The three Series 2 episodes that remain missing are "The Loneliness of the Long Distance Walker", "A Stripe for Frazer" and "Under Fire". The only currently remaining hope for recovery is either that the lost episodes were recorded off-air during their original UK broadcasts using an early videotape recorder such as a Shibaden or Sony CV-2000 machine, or 16 mm tele-recordings being saved from being junked. However these three episodes were among the 67 adapted for BBC Radio in the 1970s, and recordings of the radio episodes still exist.

Christmas sketches

Two of the four Christmas sketches which aired as part of Christmas Night with the Stars from 1968 "Santa On Patrol" and 1970 "Cornish Floral Dance" remain missing, though audio recordings of both have been recovered.

Colour episodes

The colour episodes in series 3–9 have been remarkably fortunate compared with many of their contemporaries.
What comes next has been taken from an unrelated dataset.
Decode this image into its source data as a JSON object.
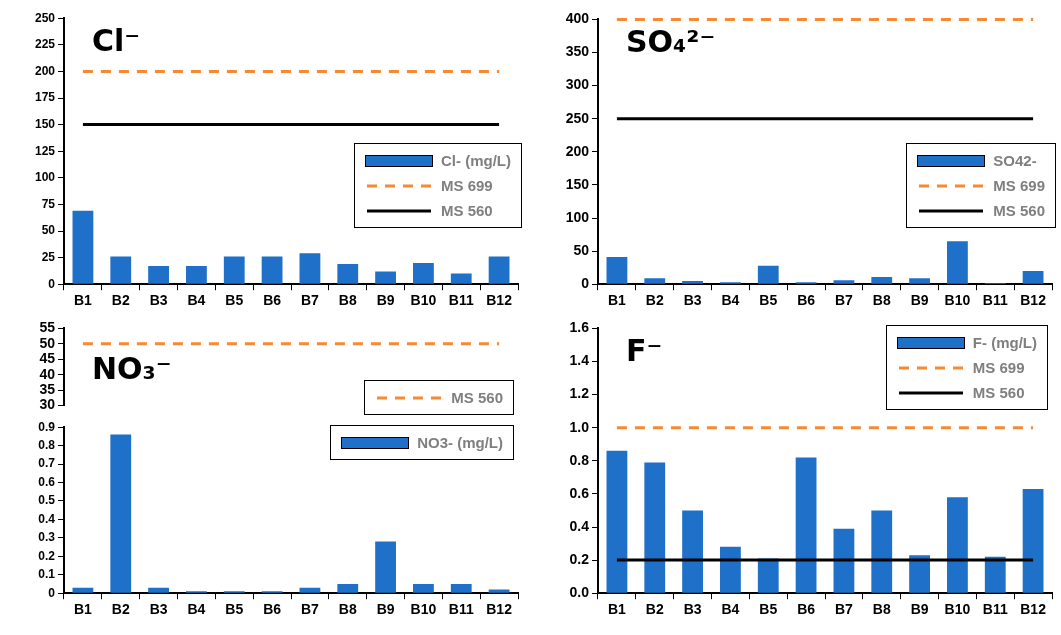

Missing episodes were returned from overseas broadcasters, mainly from those in Europe, New Zealand and Australia, with the result that all full-length episodes now exist in the original colour format.

Restoration and Recreation

Colour restoration

By the 1990s, "Room at the Bottom", the sixth episode of Series 3, was the only episode produced in colour that did not have a colour copy in the archive; instead, it survived only as a 16 mm black-and-white film recording. Because of the way in which the original black and white telerecordings were made, colour information was sometimes inadvertently preserved in them even though it could not be displayed. In 2008, a computer technique of colour recovery was developed to recover the colour information from telerecordings, known as chroma dots, to recreate a usable colour signal. "Room at the Bottom" was used as the pilot project to test this process of colour recovery, with the success of the episode's restoration leading to it being used on other 16mm telerecordings. "Room at the Bottom" was broadcast in colour for the first time in almost forty years on 13 December 2008.

Recreations

Animated episode

In 2008, the soundtrack of "A Stripe for Frazer" was rediscovered in the hands of a private collector. This recording was then digitally remastered for a 2015 BBC Audio CD release. In January 2016, it was announced that the BBC were creating an animated version of the episode, to be combined with the newly discovered copy of the audio, which was released via the BBC Store online service.
Pre-production for "A Stripe for Frazer" began in October 2015 and a little under 12 weeks later the finished animated episode was released on BBC Store 4 February 2016. The animation was produced and directed for BBC Worldwide by Charles Norton and a team that included comic book artist, Martin Geraghty.

Remake

In 2018, UKTV announced plans to recreate the three missing episodes for broadcast on its Gold channel under the title Dad's Army: The Lost Episodes. Mercury Productions, the company responsible for Saluting Dad's Army, Gold's 50th anniversary tribute series, produced the episodes, directed by Ben Kellett. The recreations were broadcast in 2019, coinciding with the 50th anniversary of their original broadcast on the BBC. Kevin McNally and Robert Bathurst were the initial casting announcements as Captain Mainwaring and Sergeant Wilson, with Bernard Cribbins portraying Private Godfrey. The full cast was announced in January 2019, with McNally, Bathurst and Cribbins joined by Kevin Eldon, Mathew Horne, David Hayman and Tom Rosenthal. However, Bernard Cribbins subsequently withdrew from the project, and was replaced as Godfrey by Timothy West. The recreated episodes were shown in August 2019 and released on Blu Ray on 25 November 2019 by the British Network imprint.